In [94]:
#基础环境配置
import os
import numpy as np
from sklearn import  preprocessing 
import pandas as pd
from collections import defaultdict
from sklearn.metrics import pairwise_distances
from scipy.spatial.distance import cosine
import operator
import math
data_dir = '../data'
train_data_name = 'train.txt'
test_data_name = 'test.txt'
train_data_path = os.path.join(data_dir, train_data_name)
test_data_path = os.path.join(data_dir, test_data_name)


In [2]:
#量化评测指标
def Recall(train, test, N):
    hit = 0
    sumd = 0
    for user in train.keys():
        if user not in test:
            continue
        tu = test[user]
        rank = GetRecommendation(user, N)
        for group, pui in rank.items():#pui 评分
            if group in tu:
                hit += 1
        sumd += len(tu)
    return float(hit) / sumd

def Precision(train, test, N):
    hit = 0
    sumd = 0
    for user in train.keys():
        if user not in test:
            continue
        tu = test[user]
        rank = GetRecommendation(user, N)
        for gid, pui in rank.items():
            if gid in tu:
                hit += 1
        sumd += N
    return float(hit) / sumd

def Coverage(train, test, N):
    recommend_groups = set()
    all_gid = set()
    for user in train.keys():
        for gid in train[user].keys():
            all_gid.add(gid)
        rank = GetRecommendation(user, N)
        for gid, pui in rank.items():
            recommend_groups.add(gid)
    return float(len(recommend_groups)) / len(all_gid)

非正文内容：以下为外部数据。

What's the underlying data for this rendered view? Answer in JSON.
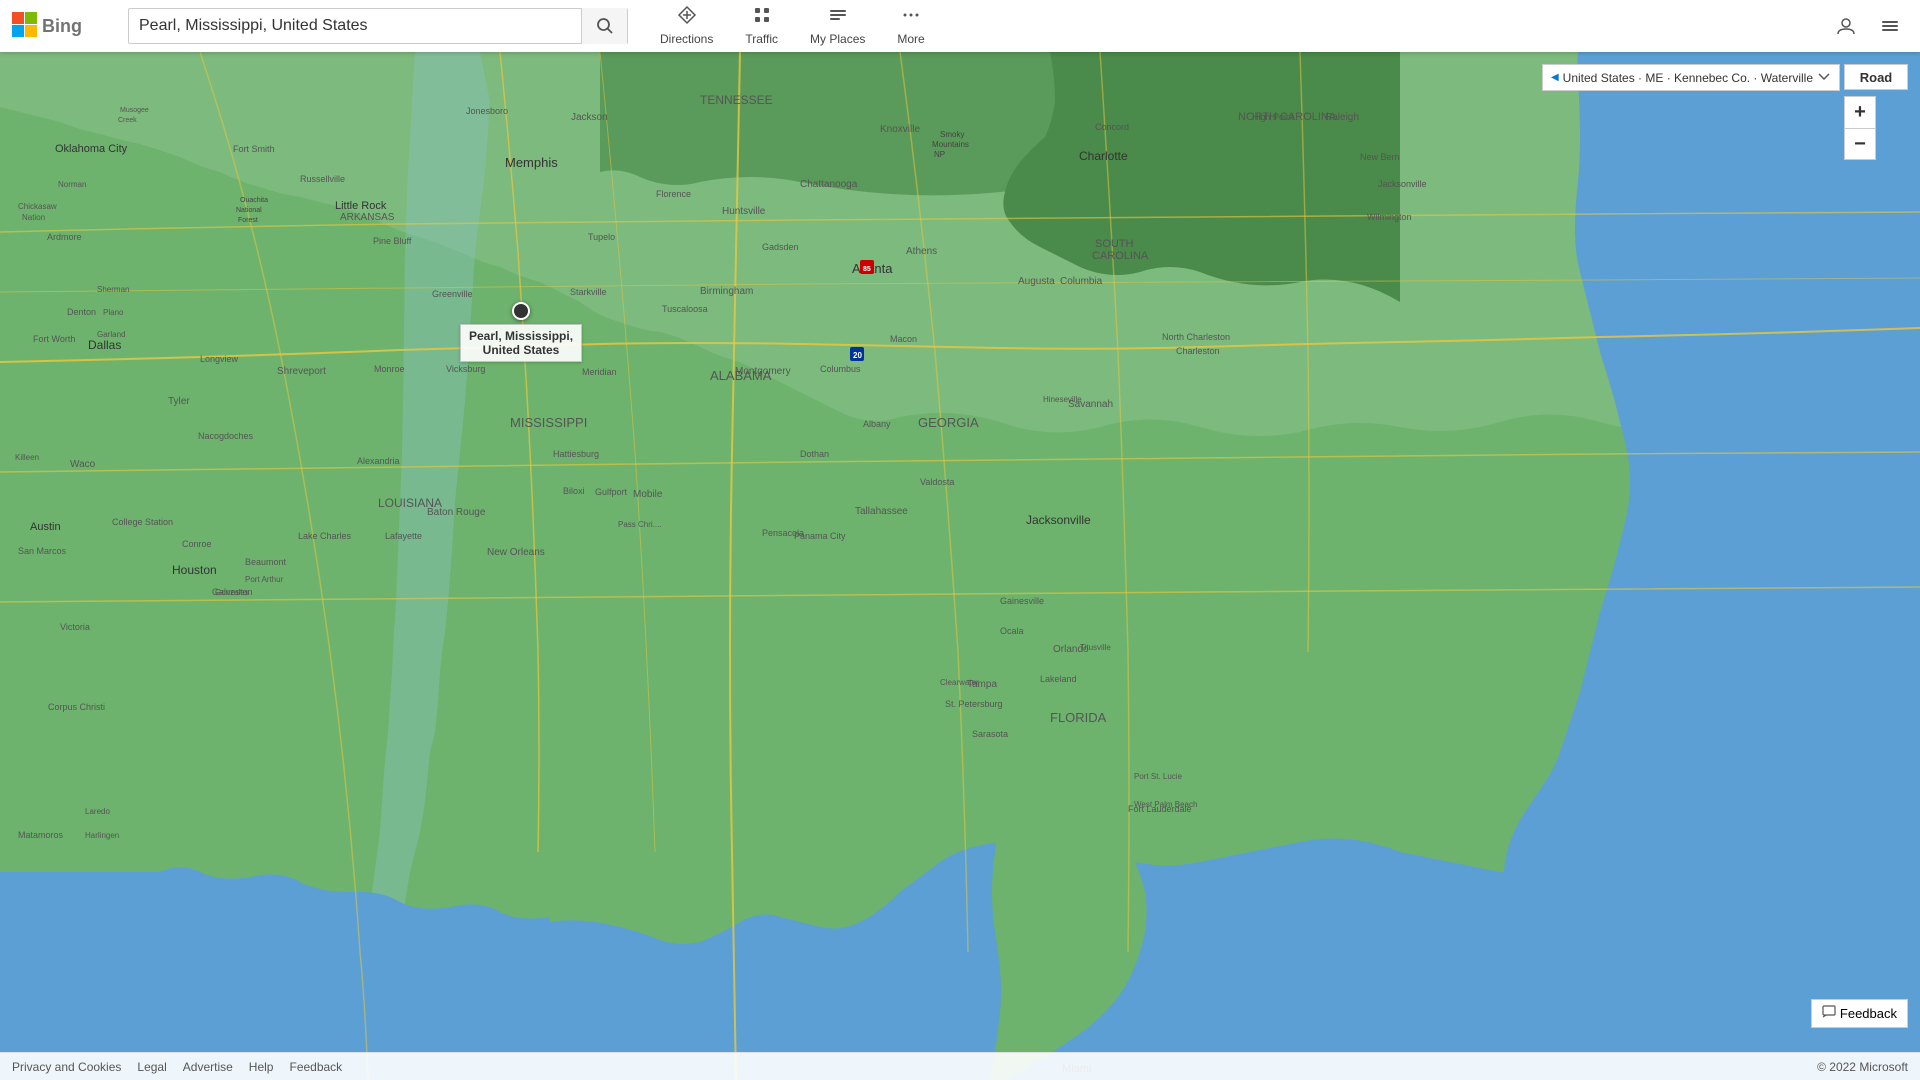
{
  "header": {
    "logo_alt": "Microsoft Bing",
    "search_value": "Pearl, Mississippi, United States",
    "search_placeholder": "Search",
    "nav_items": [
      {
        "id": "directions",
        "label": "Directions",
        "icon": "⬡"
      },
      {
        "id": "traffic",
        "label": "Traffic",
        "icon": "≋"
      },
      {
        "id": "my_places",
        "label": "My Places",
        "icon": "☰"
      },
      {
        "id": "more",
        "label": "More",
        "icon": "•••"
      }
    ]
  },
  "map": {
    "pin_label_line1": "Pearl, Mississippi,",
    "pin_label_line2": "United States",
    "road_btn": "Road",
    "zoom_in": "+",
    "zoom_out": "−",
    "location_breadcrumb": "United States · ME · Kennebec Co. · Waterville",
    "back_arrow": "◀"
  },
  "feedback": {
    "btn_label": "Feedback",
    "icon": "✉"
  },
  "footer": {
    "links": [
      {
        "label": "Privacy and Cookies"
      },
      {
        "label": "Legal"
      },
      {
        "label": "Advertise"
      },
      {
        "label": "Help"
      },
      {
        "label": "Feedback"
      }
    ],
    "copyright": "© 2022 Microsoft"
  }
}
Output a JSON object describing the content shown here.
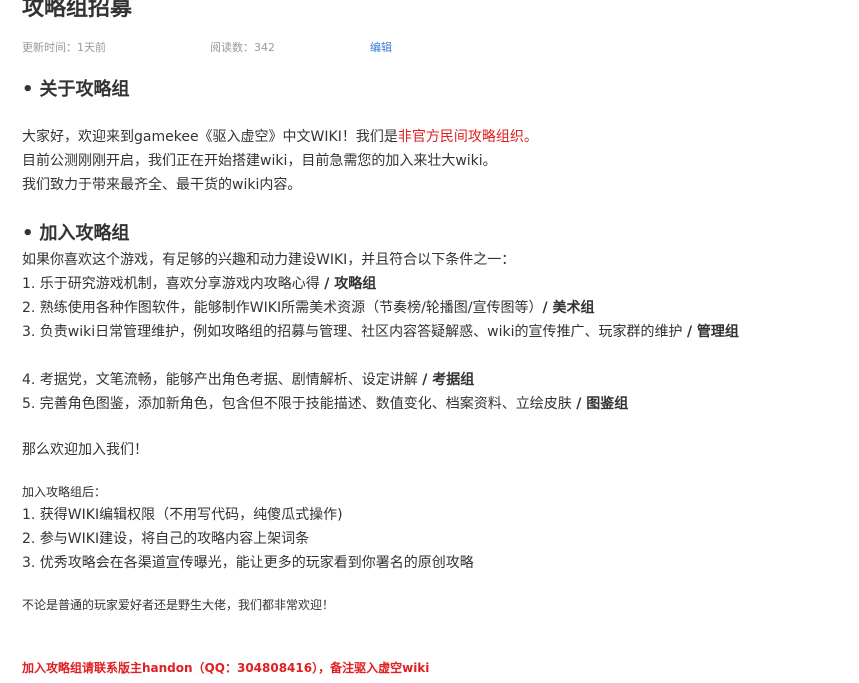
{
  "article": {
    "title": "攻略组招募",
    "meta": {
      "updated": "更新时间：1天前",
      "reads": "阅读数：342",
      "edit": "编辑"
    }
  },
  "sections": {
    "about": {
      "heading": "关于攻略组",
      "line1_part1": "大家好，欢迎来到gamekee《驱入虚空》中文WIKI！",
      "line1_part2": "我们是",
      "line1_red": "非官方民间攻略组织。",
      "line2": "目前公测刚刚开启，我们正在开始搭建wiki，目前急需您的加入来壮大wiki。",
      "line3": "我们致力于带来最齐全、最干货的wiki内容。"
    },
    "join": {
      "heading": "加入攻略组",
      "intro": "如果你喜欢这个游戏，有足够的兴趣和动力建设WIKI，并且符合以下条件之一：",
      "conditions": [
        {
          "text": "1. 乐于研究游戏机制，喜欢分享游戏内攻略心得 ",
          "group": "/ 攻略组"
        },
        {
          "text": "2. 熟练使用各种作图软件，能够制作WIKI所需美术资源（节奏榜/轮播图/宣传图等）",
          "group": "/ 美术组"
        },
        {
          "text": "3. 负责wiki日常管理维护，例如攻略组的招募与管理、社区内容答疑解惑、wiki的宣传推广、玩家群的维护 ",
          "group": "/ 管理组"
        },
        {
          "text": "4. 考据党，文笔流畅，能够产出角色考据、剧情解析、设定讲解 ",
          "group": "/ 考据组"
        },
        {
          "text": "5. 完善角色图鉴，添加新角色，包含但不限于技能描述、数值变化、档案资料、立绘皮肤 ",
          "group": "/ 图鉴组"
        }
      ],
      "welcome": "那么欢迎加入我们！"
    },
    "benefits": {
      "heading": "加入攻略组后：",
      "items": [
        "1. 获得WIKI编辑权限（不用写代码，纯傻瓜式操作)",
        "2. 参与WIKI建设，将自己的攻略内容上架词条",
        "3. 优秀攻略会在各渠道宣传曝光，能让更多的玩家看到你署名的原创攻略"
      ]
    },
    "closing": "不论是普通的玩家爱好者还是野生大佬，我们都非常欢迎！",
    "contact": "加入攻略组请联系版主handon（QQ：304808416），备注驱入虚空wiki"
  }
}
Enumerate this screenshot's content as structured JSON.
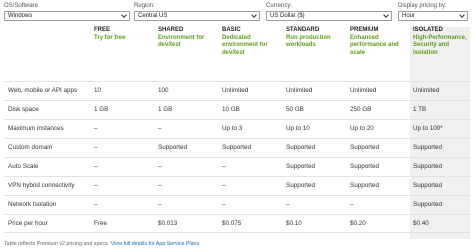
{
  "filters": {
    "os": {
      "label": "OS/Software",
      "value": "Windows"
    },
    "region": {
      "label": "Region:",
      "value": "Central US"
    },
    "currency": {
      "label": "Currency:",
      "value": "US Dollar ($)"
    },
    "display": {
      "label": "Display pricing by:",
      "value": "Hour"
    }
  },
  "tiers": [
    {
      "name": "FREE",
      "desc": "Try for free"
    },
    {
      "name": "SHARED",
      "desc": "Environment for dev/test"
    },
    {
      "name": "BASIC",
      "desc": "Dedicated environment for dev/test"
    },
    {
      "name": "STANDARD",
      "desc": "Run production workloads"
    },
    {
      "name": "PREMIUM",
      "desc": "Enhanced performance and scale"
    },
    {
      "name": "ISOLATED",
      "desc": "High-Performance, Security and Isolation"
    }
  ],
  "rows": [
    {
      "label": "Web, mobile or API apps",
      "values": [
        "10",
        "100",
        "Unlimited",
        "Unlimited",
        "Unlimited",
        "Unlimited"
      ]
    },
    {
      "label": "Disk space",
      "values": [
        "1 GB",
        "1 GB",
        "10 GB",
        "50 GB",
        "250 GB",
        "1 TB"
      ]
    },
    {
      "label": "Maximum instances",
      "values": [
        "–",
        "–",
        "Up to 3",
        "Up to 10",
        "Up to 20",
        "Up to 100*"
      ]
    },
    {
      "label": "Custom domain",
      "values": [
        "–",
        "Supported",
        "Supported",
        "Supported",
        "Supported",
        "Supported"
      ]
    },
    {
      "label": "Auto Scale",
      "values": [
        "–",
        "–",
        "–",
        "Supported",
        "Supported",
        "Supported"
      ]
    },
    {
      "label": "VPN hybrid connectivity",
      "values": [
        "–",
        "–",
        "–",
        "Supported",
        "Supported",
        "Supported"
      ]
    },
    {
      "label": "Network Isolation",
      "values": [
        "–",
        "–",
        "–",
        "–",
        "–",
        "Supported"
      ]
    },
    {
      "label": "Price per hour",
      "values": [
        "Free",
        "$0.013",
        "$0.075",
        "$0.10",
        "$0.20",
        "$0.40"
      ]
    }
  ],
  "footnote": {
    "text": "Table reflects Premium v2 pricing and specs.",
    "link": "View full details for App Service Plans"
  }
}
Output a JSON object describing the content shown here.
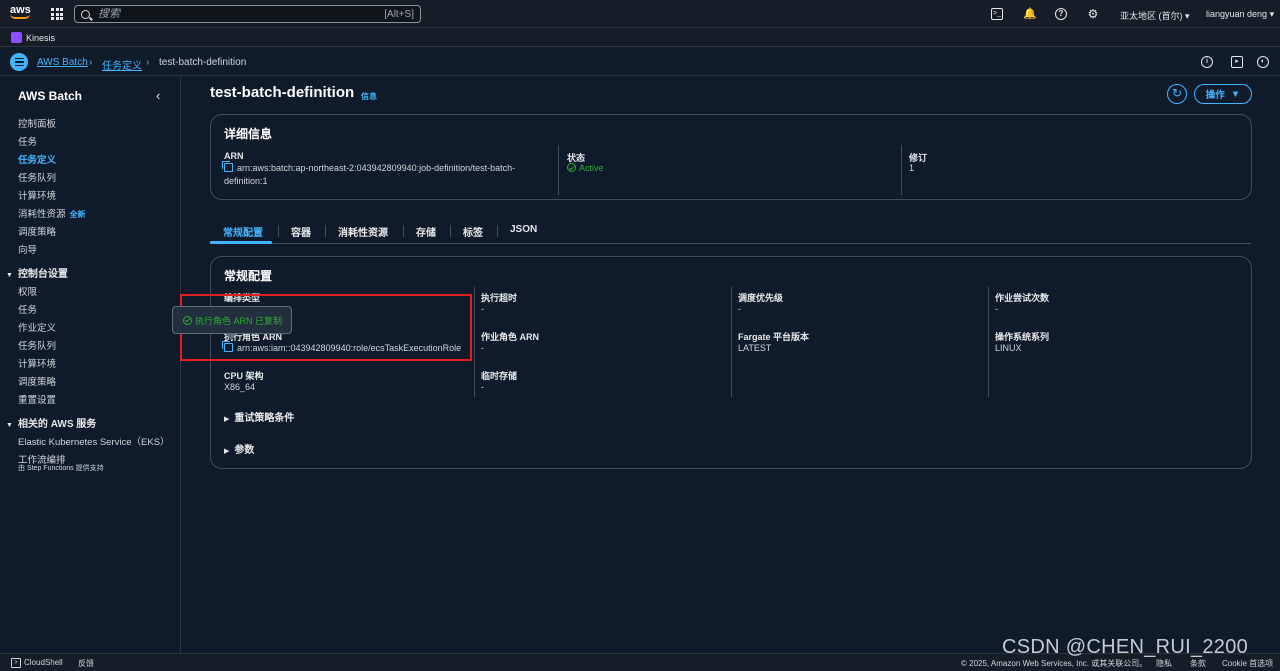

def Popularity(train, test, N):
    group_popularity = dict()
    for user, groups in train.items():
        for group in groups.keys():
            if group not in group_popularity:
                group_popularity[group] = 0
            group_popularity[group] += 1
    ret = 0
    n = 0
    for user in train.keys():
        rank = GetRecommendation(user, N)
        for group, pui in rank.items():
            ret += math.log(1 + group_popularity[group])
            n += 1
    ret /= n * 1.0
    return ret

In [57]:
#训练集和测试集预处理, 包括
# inverse_train
# inverse_test
# org_fea_mat 原始数据的特征矩阵

csv_header = ['uid', 'gid', 'online']
df_train = pd.read_csv(train_data_path, names=csv_header)
df_test = pd.read_csv(test_data_path, names=csv_header)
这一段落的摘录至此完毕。